The reason I ask these questions is because I think it's useful to think about two extreme cases.
- We know that we can embed 200k words in about 300 dimensions with nearly orthogonal vectors. This means that for all intents and purposes, if we wanted, we could consider ourselves to be working with a one-hot word representation. We know that, to some degree, POS tags are predictable from words, especially if we allow for complex hypothesis spaces. But this is uninteresting because by any reasonable account, this representation has not encoded anything interesting: it's just the output classifier that's doing something interesting. That is to say: if your test can do well on the raw words as input, then it's dubious as a test.
- We also know that some things are just unpredictable. Suppose I had a representation that perfectly encoded everything I could possibly want. But then in the "last layer" it got run through some encryption protocol. All of the information is still there, so the representation in some sense "contains" the POS tags, but no classifier is going to be able to extract it. That is to say, just because the encoded isn't on the "surface" doesn't mean it's not there. Now, one could reasonably argue something like "well if the information is there in an impossible-to-decode format then it might as well not be there" but this slope gets slippery very quickly.

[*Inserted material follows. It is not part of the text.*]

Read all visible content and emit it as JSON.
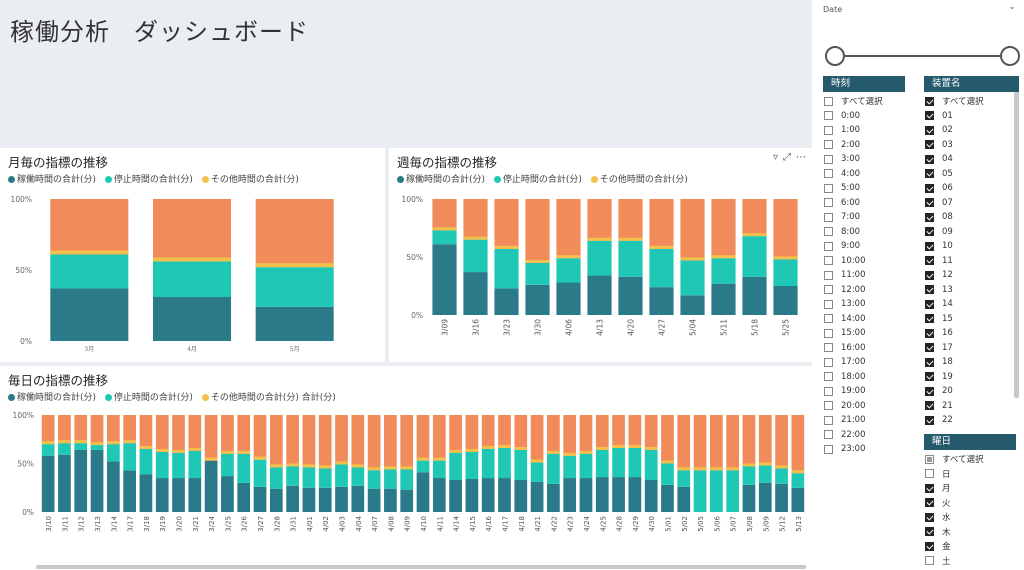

EDIT 26 Jul 2016, 8:24p Eastern: It's unclear to a few people so clarification. I'm mostly not talking about type-level word embeddings above, but embeddings in context. At a type-level, you could imagine evaluating (1) on out of vocabular terms, which would be totally reasonable. I'm think more something like: the state of your biLSTM in a neural MT system. The issue is that if, for instance, this biLSTM can repredict the input (as in an autoencoder), then it could be that the POS tagger is doing all the work. See this conversation thread with Yoav Goldberg for some discussion.